San Marino has already undertaken steps in 2019 to follow-up on the recommendations. It is currently designing a database for collecting issued rulings. In addition, an internal agreement was signed between the San Marino Tax Administration and the Competent Authority for the exchange of information on rulings. These two bodies are also currently developing internal manual for the implementation of the several elements of Action 5 transparency framework. San Marino notes that these steps will be finalised by the end of 2019. This will be assessed in the next year’s peer review.

Notes

← 1. With respect to the following preferential regimes: 1) New companies regime (New companies regime provided by art. 73, law no. 166/2013), 2) High tech regime (Regime for high-tech start-up companies under law no. 71/2013 and delegated decree no. 116/2014) and 3) IP regime.

← 2. Parties to the Convention are available here: www.oecd.org/tax/exchange-of-tax-information/convention-on-mutual-administrative-assistance-in-tax-matters.htm. San Marino also has bilateral agreements in effect with: Austria, Azerbaijan, Barbados, Belgium, Croatia, Cyprus, Georgia, Greece, Hungary, Italy, Liechtenstein, Luxembourg, Malaysia, Malta, Portugal, Qatar, Romania, Saint Kitts and Nevis, Serbia, Seychelles, Singapore, United Arab Emirates and Viet Nam.

Note by Turkey: The information in this document with reference to “Cyprus” relates to the southern part of the Island. There is no single authority representing both Turkish and Greek Cypriot people on the Island. Turkey recognises the Turkish Republic of Northern Cyprus (TRNC). Until a lasting and equitable solution is found within the context of the United Nations, Turkey shall preserve its position concerning the “Cyprus issue”.
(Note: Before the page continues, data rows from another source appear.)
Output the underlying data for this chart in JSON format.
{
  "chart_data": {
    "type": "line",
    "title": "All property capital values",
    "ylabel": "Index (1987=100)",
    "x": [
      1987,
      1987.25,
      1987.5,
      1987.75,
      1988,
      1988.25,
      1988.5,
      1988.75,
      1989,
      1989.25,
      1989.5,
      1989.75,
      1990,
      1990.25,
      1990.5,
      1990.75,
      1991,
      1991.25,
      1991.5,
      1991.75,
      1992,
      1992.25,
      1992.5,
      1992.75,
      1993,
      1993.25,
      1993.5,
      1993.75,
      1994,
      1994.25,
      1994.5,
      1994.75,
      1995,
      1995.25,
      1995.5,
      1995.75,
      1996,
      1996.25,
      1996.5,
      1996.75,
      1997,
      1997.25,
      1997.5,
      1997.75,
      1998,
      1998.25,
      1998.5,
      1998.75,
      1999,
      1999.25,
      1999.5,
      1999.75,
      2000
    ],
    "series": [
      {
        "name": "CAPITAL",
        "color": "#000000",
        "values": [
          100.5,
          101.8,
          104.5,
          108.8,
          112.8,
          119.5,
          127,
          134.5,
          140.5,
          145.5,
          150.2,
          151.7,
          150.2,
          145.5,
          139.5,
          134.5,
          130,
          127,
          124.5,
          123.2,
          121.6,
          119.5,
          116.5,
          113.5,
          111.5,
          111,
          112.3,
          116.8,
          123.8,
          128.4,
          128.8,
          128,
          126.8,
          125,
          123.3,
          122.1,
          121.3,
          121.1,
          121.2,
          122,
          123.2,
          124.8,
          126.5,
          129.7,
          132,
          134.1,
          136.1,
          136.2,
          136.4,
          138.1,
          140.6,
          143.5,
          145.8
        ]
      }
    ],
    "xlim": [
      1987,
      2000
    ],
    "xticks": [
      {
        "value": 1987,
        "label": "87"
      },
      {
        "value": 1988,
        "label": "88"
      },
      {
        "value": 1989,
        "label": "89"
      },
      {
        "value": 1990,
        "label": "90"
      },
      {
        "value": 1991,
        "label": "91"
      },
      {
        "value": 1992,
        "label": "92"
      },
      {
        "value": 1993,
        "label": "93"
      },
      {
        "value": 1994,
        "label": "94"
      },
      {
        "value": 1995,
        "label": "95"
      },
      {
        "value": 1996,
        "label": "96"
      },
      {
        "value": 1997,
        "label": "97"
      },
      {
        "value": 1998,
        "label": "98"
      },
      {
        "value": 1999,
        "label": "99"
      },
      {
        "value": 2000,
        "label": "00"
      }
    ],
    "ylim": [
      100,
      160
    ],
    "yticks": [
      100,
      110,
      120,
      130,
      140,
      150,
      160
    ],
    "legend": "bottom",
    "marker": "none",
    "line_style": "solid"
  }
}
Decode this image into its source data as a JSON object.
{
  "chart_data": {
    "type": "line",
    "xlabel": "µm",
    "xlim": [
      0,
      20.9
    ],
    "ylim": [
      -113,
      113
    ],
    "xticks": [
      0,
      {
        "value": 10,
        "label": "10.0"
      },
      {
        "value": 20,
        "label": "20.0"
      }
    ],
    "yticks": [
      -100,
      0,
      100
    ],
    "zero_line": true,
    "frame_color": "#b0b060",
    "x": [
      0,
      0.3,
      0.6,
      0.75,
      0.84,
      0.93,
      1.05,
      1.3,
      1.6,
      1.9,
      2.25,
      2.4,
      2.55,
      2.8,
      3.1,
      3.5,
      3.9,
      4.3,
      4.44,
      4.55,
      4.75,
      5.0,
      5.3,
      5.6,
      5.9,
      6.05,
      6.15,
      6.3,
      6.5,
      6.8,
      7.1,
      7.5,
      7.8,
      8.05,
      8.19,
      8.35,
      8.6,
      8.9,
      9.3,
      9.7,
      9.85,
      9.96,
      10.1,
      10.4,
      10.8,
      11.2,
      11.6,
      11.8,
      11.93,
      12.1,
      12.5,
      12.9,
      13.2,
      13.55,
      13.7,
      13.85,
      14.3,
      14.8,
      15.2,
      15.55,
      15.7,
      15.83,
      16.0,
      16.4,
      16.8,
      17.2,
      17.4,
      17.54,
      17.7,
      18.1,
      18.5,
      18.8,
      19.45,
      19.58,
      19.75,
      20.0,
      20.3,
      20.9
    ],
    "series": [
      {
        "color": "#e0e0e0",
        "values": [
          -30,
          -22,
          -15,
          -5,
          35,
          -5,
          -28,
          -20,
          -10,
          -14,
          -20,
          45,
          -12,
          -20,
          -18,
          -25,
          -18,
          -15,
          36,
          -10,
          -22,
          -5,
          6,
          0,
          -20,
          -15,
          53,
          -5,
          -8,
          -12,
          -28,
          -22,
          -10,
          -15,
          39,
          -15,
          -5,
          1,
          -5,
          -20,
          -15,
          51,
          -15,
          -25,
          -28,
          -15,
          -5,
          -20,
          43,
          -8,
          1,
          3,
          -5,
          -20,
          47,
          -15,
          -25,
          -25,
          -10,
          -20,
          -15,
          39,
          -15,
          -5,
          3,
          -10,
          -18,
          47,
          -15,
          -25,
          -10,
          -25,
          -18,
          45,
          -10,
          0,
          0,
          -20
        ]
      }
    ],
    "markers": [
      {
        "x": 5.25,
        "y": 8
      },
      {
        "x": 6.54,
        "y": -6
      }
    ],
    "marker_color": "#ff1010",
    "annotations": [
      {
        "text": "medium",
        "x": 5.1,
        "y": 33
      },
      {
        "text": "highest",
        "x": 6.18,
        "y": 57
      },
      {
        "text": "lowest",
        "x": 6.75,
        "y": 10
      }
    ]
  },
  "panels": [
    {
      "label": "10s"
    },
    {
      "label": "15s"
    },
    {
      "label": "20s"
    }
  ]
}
Note by all the European Union Member States of the OECD and the European Union. The Republic of Cyprus is recognised by all members of the United Nations with the exception of Turkey. The information in this document relates to the area under the effective control of the Government of the Republic of Cyprus.

← 3. 1) New companies regime (New companies regime provided by art. 73, law no. 166/2013), 2) High tech regime (Regime for high-tech start-up companies under law no. 71/2013 and delegated decree no. 116/2014) and 3) IP regime.